THE BLOG

Putting Your Dog Down, Saying Goodbye to a Friend

10/27/2013 11:07 EDT | Updated 01/23/2014 06:58 EST

Last week brought the end of a truly unique odyssey with a handicapped hound named Nazareth, and his human caregiver Jackie.

Naz was about 12 years old when he was found in late 2011 on the balcony of a Toronto apartment building: starved, dehydrated and, due to paralysis in his rear end and inability to fend for himself, was being eaten alive by birds. Near dead, local folk finally called it into the OSPCA, who attended, and brought him into the Newmarket Ontario shelter in a severe state. Naz was vetted, assessed and put up for adoption. But no "normal person" is likely to adopt a senior, paralyzed hound.

Mercifully, a young woman named Meaghan who worked at the shelter, took a serious liking to Naz. A wheelchair (albeit ill-fitting) was found. And boy, could Naz motor in it! Early footage showed him peeling around outside the shelter in his wheelchair, feeling oh-so-good and shouting it to the skies! Meaghan then took her advocacy a step further, and reached out to the Ontario rescue networks to try to find a suitable placement.

In early December, an urgent late-night email thread stated Naz was under threat of being euthanized. Like, tomorrow. Despite having a clear will to live, Naz was deemed un-adoptable. Ontario rescuers stepped up, and miraculously arranged for his transfer to foster the next morning. Days later, a rescuer came forward to take him permanently.

Enter Jackie Parkin, from I'll Stand By You Rescue, in the Hamilton area. Jackie was absolutely taken with Naz's story. And from the moment they laid eyes on each other, it was true love.

For the next two years, Naz became the sole focus of Jackie's life -- and enrichment was the name of the game. Therapy was provided by www.caninewellness.com. A customized wheelchair ensued, as did a therapeutic bed, consults with regional specialists, and ongoing care-giving for his bedsores, incontinence, and endless comfort-seeking behaviours. In very short order, he had Jackie trained to respond to his every whim, bark and cue, knocking herself out to make him happy, comfortable, and most significantly, engaged.
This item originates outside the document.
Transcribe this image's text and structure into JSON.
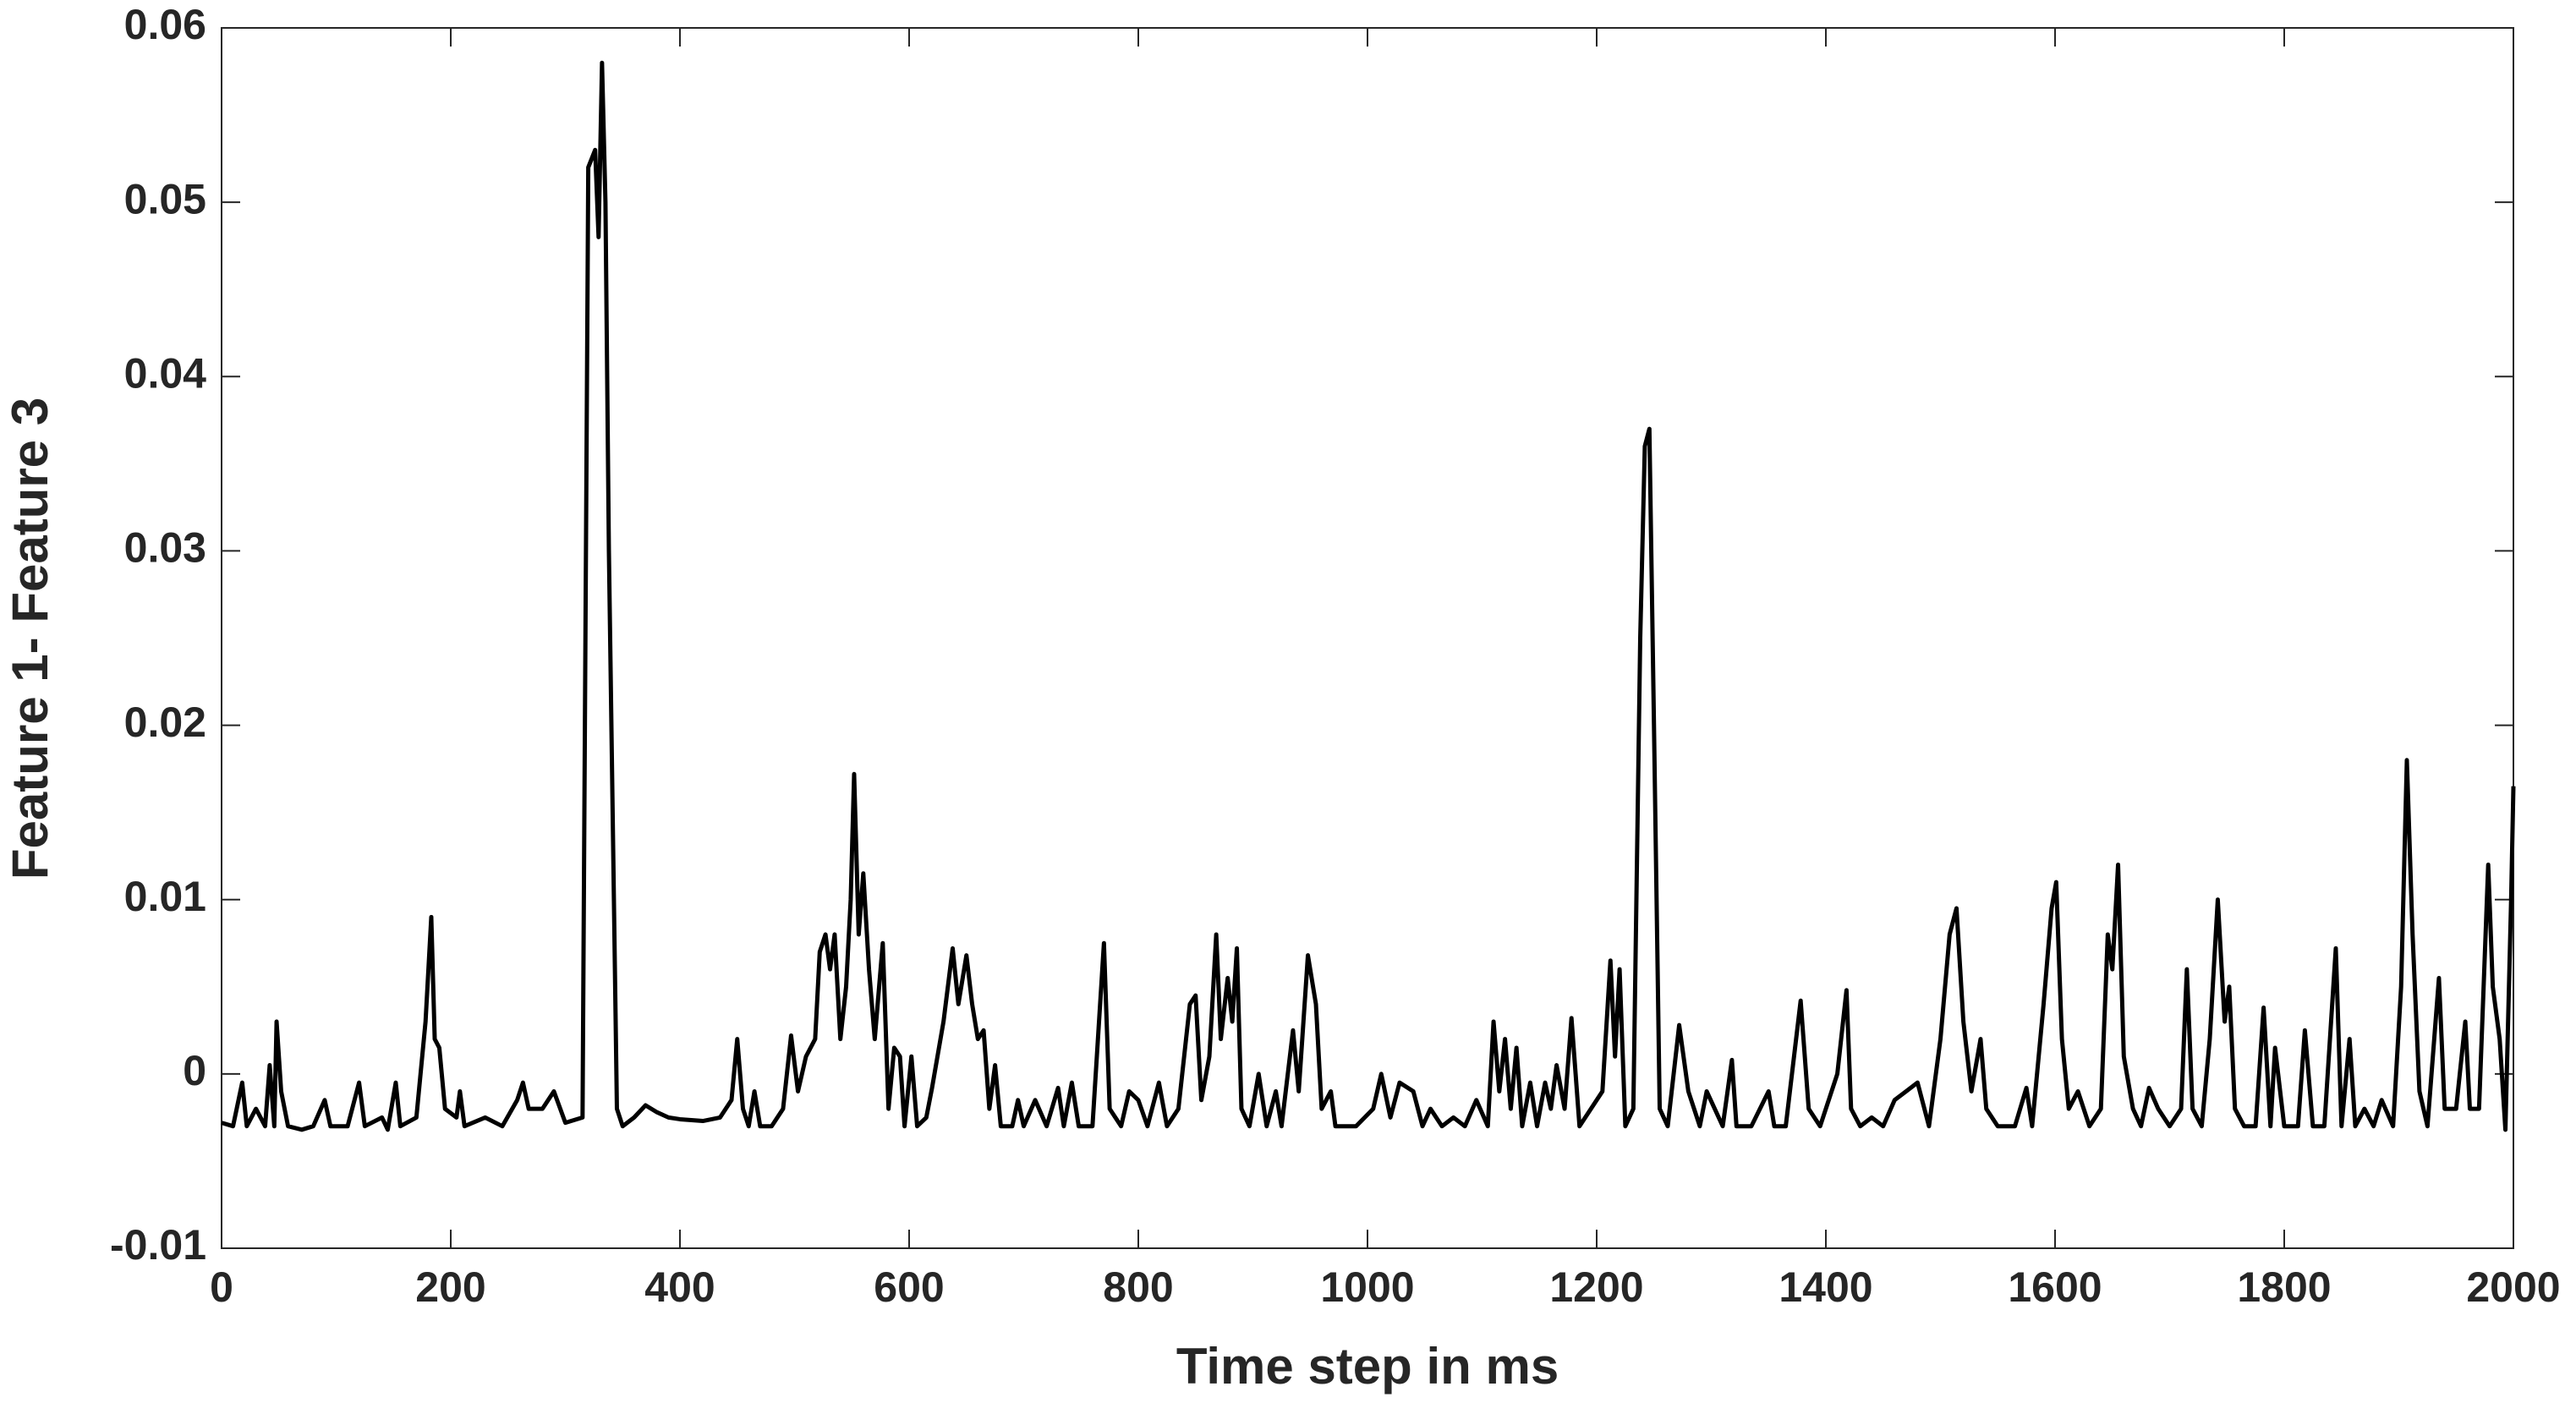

Months later, Naz became fully paralyzed. Weighing in around 80 lbs, it did not deter Jackie. Despite his size and lack of mobility, she took him everywhere possible. Their Facebook page showed Jackie resolutely loading Naz into his special bed in the van, and take him out into the community, attending as many outdoor and indoor events and activities as one could imagine. Naz and friends at a Team K9 holiday party, Naz hanging with a litter of puppies, Naz attending fundraisers created to help with his ongoing costs. Halloween, Christmas and Valentine's day show him with a new bone, toy or outfit, bright-eyed and alert to everything going on around him. And at home, the other animals in the house all took turns bonding, hanging out and sleeping with him, including, in the last few months, a very special friend "Billy," a billy goat.

Last Friday, Naz's Facebook page took on a very sombre tone, with news of his steady decline. Nazareth Parkin was put to sleep by his caring vet, in his bed, in his van. And right to the last second, Jackie stood by her friend, Naz.

Who knows what special magic it was that Jackie employed to tend to Naz and his incredible needs for almost two full years, and what magic she used to stay so cheerful and accepting of such a difficult calling and arduous journey.

Recently Jackie posted: "I'm thankful for Nazzie, for the honour of being his person, for the privilege of looking after him, for the lessons he has taught me, for the amazing people I've met through him, and most especially, for the love he shares with me every day."

The animal rescue community encourages regular citizens to remain pro-active and alert to animals in distress. We want you to know that it's really quite possible to care for special needs animals. While daunting in the beginning, small adjustments to home circumstances and scheduling, coupled with support from family and the rescue community make it truly possible to care for an animal with special needs.

The rewards are astounding. The satisfaction of successfully caring for such a pet knows no bounds. The bond that exists between an animal and caregiver are well known -- the bond that exists between a special needs animal and their caregiver are life-altering. It's a special journey, one that Jackie would assure you, will have a most positive impact on the course of your life.